It's that time of the year again: high-school seniors around the country are anxiously awaiting the news that will change their lives -- early admission to the university of their choice. But while junior checks his email and the school's website 15 times an hour, parents are checking their savings account statements. As the recession bites into American families' incomes and makes the job search for recent graduates that much trickier, an increasing number of people are beginning to question the cost of attending colleges and universities in the United States.
And consider that cost: Colorado College, for example, has an annual tuition of $39,900 -- and once room, board, and supplies are factored in, that rises to a whopping $52,000 for non-Colorado based students. You have to pay top dollar for a top-ranked school, of course: Colorado College is No. 1 in the nation for being "marijuana friendly," according to test-prep agency Princeton Review.
While Colorado College's fees are at the upper end, it is hardly unique. The College Board suggests that more than two-fifths of full-time undergraduate college students attend a college that charges less than $9,000 per year for tuition and fees -- but, at the other end, more than a quarter are in schools charging $36,000 or more. Some of those students get a scholarship, many get federal aid -- but plenty don't, or don't get enough. Across the United States, college seniors who used loans to help fund their education owed an average of $25,250 upon graduation in 2010. So, perhaps it is not surprising that a Pew Research Center study suggests that 57 percent of Americans think college is of only fair or poor value for the money. And three quarters argue that college is too expensive for most Americans to afford.
There is a simple answer to such concerns: Shop around for a better deal. If junior is willing to travel a little bit further -- to colleges overseas -- the world offers some incredible bargains for quality tertiary education, with the option of free language and culture immersion thrown in. Tuition costs for foreign students at some of the best universities in Asia, Europe, and Africa can be as low as $4,000, well below half the median cost of college in the United States.
Of course, just because a Kia is cheaper than a Lexus doesn't mean it's necessarily better value. What matters is the cost to quality equation. But before assuming that U.S. college education must be of unbeatable excellence, it is worth mulling over a 2006 assessment of adult literacy which found that fewer than a third of four-year U.S. college graduates were fully capable of tasks like comparing viewpoints in two editorials; interpreting a table about blood pressure, age, and physical activity; or computing and comparing the cost per ounce of food items.
Global university rankings, like those from Shanghai University, Britain's Times Higher Education Supplement, and Quacquarelli Symonds (QS), are hardly free of controversy.
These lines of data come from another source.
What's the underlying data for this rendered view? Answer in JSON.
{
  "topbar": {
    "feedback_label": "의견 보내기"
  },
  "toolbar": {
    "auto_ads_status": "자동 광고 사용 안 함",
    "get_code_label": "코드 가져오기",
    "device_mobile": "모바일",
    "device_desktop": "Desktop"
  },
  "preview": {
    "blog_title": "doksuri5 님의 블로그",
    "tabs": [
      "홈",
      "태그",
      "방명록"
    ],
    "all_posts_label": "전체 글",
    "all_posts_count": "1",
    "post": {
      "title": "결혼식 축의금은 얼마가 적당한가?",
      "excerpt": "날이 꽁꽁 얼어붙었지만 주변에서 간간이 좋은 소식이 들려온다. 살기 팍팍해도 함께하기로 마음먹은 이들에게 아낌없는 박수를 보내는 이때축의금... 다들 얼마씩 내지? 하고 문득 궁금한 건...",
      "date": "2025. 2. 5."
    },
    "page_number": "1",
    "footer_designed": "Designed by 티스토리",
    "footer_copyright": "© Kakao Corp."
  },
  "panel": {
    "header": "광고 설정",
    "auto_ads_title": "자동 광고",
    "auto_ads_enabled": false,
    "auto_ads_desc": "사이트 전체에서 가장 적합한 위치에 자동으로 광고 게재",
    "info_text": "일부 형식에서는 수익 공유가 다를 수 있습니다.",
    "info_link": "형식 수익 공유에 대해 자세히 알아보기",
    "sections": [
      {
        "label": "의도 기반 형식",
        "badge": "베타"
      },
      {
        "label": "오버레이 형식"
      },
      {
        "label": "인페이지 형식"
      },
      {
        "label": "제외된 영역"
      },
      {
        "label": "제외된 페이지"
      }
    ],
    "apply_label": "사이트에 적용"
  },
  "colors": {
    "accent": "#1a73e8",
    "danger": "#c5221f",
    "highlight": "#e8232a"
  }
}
And they are rarely centered on the student experience -- instead, taking into account things like the number of Nobel prizes awarded to faculty or how many citations the average professor gets in journals that are read by a global readership of 43 (on a good day). Nonetheless, they provide one broad measure of university quality around the globe. And the rankings do suggest the United States remains top dog in terms of world-beating universities. Seven out of the top ten on the Times ranking are American schools, for example. All three rankings have at least two British universities among the top ten, however, and the QS ranking helpfully reports that these universities charge around $22,000 in annual tuition to foreign students -- compared to domestic fees of around $38,000 for the top U.S. schools.
That said, 99 percent of U.S. college applicants don't have a great shot at Harvard and MIT, or have little hope of spending three years shivering in the windswept fens of Cambridge or the fog-bound damp of Oxford. But the good news for prospective students and parents is that the opportunities for bargains get better as you go down the rankings: Canada's McGill University is ahead of America's Duke University, for example, and charges about half the fees. And the Shanghai top 500 includes about 37 universities from low- and middle-income economies. Institutions like the University of Sao Paulo in Brazil and Fudan University in China both rank above renowned U.S. establishments like George Washington University in Washington, D.C. or Notre Dame in Indiana. For the cost-conscious consumer of tertiary education, this high quality comes at truly bargain basement price.